Depois de algum tempo sem escrever se quer uma linha, um fato curioso que esta acontecendo em Juara me motivou a voltar à frente do monitor do meu computador. Desde o dia 11/10, precisamente a partir da 13:00h meu colega de faculdade e amigo de música Saulo Augusto de Moraes, iniciou uma greve de fome em frente ao fórum do município. O objetivo dele é chamar a atenção do Conselho Nacional de Justiça para que processos que correm em seu nome sejam julgados a fim de que possa assumir um concurso público que passou (vale lembrar, em 1º lugar). A indignação de Saulo está no fato desses processos estarem parados a anos o que torna sua situação complicadíssima, afinal ele não pode trabalhar e sustentar sua família.
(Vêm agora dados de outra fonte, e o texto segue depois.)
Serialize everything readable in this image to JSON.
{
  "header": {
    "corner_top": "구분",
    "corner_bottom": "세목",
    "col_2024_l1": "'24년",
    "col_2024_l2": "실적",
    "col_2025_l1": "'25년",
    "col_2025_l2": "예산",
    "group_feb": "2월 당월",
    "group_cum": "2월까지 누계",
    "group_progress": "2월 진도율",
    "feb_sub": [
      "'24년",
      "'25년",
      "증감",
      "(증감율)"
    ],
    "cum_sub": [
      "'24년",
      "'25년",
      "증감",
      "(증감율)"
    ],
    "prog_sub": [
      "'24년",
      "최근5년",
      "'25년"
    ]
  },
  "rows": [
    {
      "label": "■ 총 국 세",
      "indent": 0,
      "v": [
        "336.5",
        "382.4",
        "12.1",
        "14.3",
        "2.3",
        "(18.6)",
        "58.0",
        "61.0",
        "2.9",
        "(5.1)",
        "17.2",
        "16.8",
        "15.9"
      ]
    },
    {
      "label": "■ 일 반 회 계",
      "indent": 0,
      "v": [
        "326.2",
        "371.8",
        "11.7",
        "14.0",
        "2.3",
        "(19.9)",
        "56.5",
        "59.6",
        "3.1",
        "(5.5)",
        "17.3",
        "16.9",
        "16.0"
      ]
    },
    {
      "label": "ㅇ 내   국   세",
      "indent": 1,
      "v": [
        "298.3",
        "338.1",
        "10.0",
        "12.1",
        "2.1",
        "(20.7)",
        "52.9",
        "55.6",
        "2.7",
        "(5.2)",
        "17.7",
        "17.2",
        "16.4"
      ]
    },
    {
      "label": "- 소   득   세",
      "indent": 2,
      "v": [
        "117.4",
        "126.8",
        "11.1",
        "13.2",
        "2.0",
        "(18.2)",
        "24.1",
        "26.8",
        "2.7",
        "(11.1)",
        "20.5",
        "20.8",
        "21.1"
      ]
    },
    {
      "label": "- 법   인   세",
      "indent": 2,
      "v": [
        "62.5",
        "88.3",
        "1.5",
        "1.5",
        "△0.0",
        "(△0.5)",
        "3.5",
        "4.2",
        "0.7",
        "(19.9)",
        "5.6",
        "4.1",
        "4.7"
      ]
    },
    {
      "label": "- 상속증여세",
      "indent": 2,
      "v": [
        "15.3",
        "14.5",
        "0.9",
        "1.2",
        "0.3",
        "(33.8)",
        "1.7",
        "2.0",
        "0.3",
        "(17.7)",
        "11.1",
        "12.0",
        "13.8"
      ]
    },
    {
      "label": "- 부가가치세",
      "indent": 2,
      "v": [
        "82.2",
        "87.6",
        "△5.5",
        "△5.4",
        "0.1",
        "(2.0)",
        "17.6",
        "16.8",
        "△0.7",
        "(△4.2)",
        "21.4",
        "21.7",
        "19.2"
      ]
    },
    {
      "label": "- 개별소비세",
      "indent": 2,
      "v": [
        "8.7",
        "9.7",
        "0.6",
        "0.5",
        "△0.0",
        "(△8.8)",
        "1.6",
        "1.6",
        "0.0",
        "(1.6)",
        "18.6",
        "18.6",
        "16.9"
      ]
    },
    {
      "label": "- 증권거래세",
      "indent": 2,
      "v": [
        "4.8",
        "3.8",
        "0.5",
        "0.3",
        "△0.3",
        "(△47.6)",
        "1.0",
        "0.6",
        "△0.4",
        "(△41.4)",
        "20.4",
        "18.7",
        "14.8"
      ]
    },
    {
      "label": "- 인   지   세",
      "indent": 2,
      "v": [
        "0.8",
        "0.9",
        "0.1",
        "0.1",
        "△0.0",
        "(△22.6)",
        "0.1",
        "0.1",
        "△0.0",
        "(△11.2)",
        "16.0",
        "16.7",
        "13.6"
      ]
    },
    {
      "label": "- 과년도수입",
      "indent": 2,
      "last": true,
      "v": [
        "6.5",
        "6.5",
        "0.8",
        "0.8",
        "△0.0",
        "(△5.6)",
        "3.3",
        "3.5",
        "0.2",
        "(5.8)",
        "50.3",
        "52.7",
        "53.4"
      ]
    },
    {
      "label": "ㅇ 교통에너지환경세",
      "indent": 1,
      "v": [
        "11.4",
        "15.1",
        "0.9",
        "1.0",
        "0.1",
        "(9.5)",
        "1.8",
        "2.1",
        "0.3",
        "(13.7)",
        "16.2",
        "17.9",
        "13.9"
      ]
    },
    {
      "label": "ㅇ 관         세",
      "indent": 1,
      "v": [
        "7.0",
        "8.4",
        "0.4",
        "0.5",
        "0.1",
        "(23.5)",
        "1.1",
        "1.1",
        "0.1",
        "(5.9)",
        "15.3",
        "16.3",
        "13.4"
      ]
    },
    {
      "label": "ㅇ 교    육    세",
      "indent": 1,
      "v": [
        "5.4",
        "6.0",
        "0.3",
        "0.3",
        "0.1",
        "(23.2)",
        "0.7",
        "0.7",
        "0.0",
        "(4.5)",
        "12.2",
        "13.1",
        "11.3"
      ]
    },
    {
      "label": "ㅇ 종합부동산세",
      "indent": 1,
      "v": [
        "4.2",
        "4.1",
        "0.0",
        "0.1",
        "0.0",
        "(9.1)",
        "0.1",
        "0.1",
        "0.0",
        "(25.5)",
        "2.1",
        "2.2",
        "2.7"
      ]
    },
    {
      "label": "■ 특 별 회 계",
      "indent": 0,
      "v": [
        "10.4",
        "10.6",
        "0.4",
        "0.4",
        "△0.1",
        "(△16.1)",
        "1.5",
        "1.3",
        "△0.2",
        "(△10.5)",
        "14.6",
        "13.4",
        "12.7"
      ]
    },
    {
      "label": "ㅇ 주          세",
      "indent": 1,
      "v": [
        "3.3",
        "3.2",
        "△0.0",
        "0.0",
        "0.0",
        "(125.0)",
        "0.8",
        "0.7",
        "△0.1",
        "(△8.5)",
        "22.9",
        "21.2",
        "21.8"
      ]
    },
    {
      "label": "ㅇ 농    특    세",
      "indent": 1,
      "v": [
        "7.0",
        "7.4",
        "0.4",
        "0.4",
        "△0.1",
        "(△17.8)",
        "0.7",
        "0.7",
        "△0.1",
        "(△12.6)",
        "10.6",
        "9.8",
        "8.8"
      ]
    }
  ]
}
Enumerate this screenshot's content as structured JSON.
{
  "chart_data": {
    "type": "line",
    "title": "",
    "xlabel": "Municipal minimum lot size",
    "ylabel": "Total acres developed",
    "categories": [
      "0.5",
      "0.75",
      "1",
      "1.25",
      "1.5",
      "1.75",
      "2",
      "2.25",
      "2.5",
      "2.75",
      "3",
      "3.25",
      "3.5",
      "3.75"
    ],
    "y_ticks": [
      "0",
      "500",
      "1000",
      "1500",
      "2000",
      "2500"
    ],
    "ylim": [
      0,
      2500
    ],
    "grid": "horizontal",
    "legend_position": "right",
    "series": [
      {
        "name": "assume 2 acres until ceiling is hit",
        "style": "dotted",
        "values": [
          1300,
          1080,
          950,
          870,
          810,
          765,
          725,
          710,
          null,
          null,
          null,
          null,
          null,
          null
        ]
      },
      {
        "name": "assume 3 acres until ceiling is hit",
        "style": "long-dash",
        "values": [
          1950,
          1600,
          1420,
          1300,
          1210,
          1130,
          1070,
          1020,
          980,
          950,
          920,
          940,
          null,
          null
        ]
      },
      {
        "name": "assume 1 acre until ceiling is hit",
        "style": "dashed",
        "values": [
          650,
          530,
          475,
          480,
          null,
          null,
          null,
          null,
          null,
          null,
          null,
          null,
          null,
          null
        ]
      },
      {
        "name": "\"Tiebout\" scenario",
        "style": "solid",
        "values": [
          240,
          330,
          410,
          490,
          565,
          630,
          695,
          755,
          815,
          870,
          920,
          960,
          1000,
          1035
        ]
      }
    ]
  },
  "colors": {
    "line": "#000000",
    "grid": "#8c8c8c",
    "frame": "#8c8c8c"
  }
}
Este fato além de gerar centenas de humoristas em nosso município, gera também uma bipolaridade de opiniões. A grande maioria das pessoas que conhece ou acompanha o caso de Saulo sabe que a luta dele não é uma palhaçada ou algo ilegal. Eu não o conheço de longa data para defendê-lo cegamente, mas o pouco que sei sobre ele me encoraja a escrever este artigo. Mas o que mais me entristece é o outro lado da moeda, os comentários das pessoas que não o apóiam. Desde terça-feira já ouvi inúmeras ofensas, comentários preconceituosos, e frases negativas. Eu acredito que a diversidade de opiniões fortalece a democracia e apimenta as discussões independente de onde aconteça, porém, falar mal de um ato de tamanha bravura é muita falta de vergonha. Afinal cotidianamente nos deparamos com situações onde somos obrigados a engolir “desaforos” onde somos humilhados, pisados, “feitos de idiotas”, e sempre deitamos a cabeça no travesseiro se arrependendo de não ter feito algo que impedisse ou que pelo menos mostrasse nossa opinião ou nosso lado desfavorável. Aí quando um cara resolve fazer um ato limpo, defendido em lei, e de coragem, pessoas sem conhecimento nenhum resolvem falar mal. “é muita falsidade porra!”.
Eu apoio o ato de Saulo, e penso que mais pessoas deveriam se manifestar em prol de seus direitos, quem sabe assim não existiria tanta injustiça.
No Brasil ou vive-se “comendo o pão que o diabo amassou” ou tem que fazer greve dele para conseguir alguma coisa.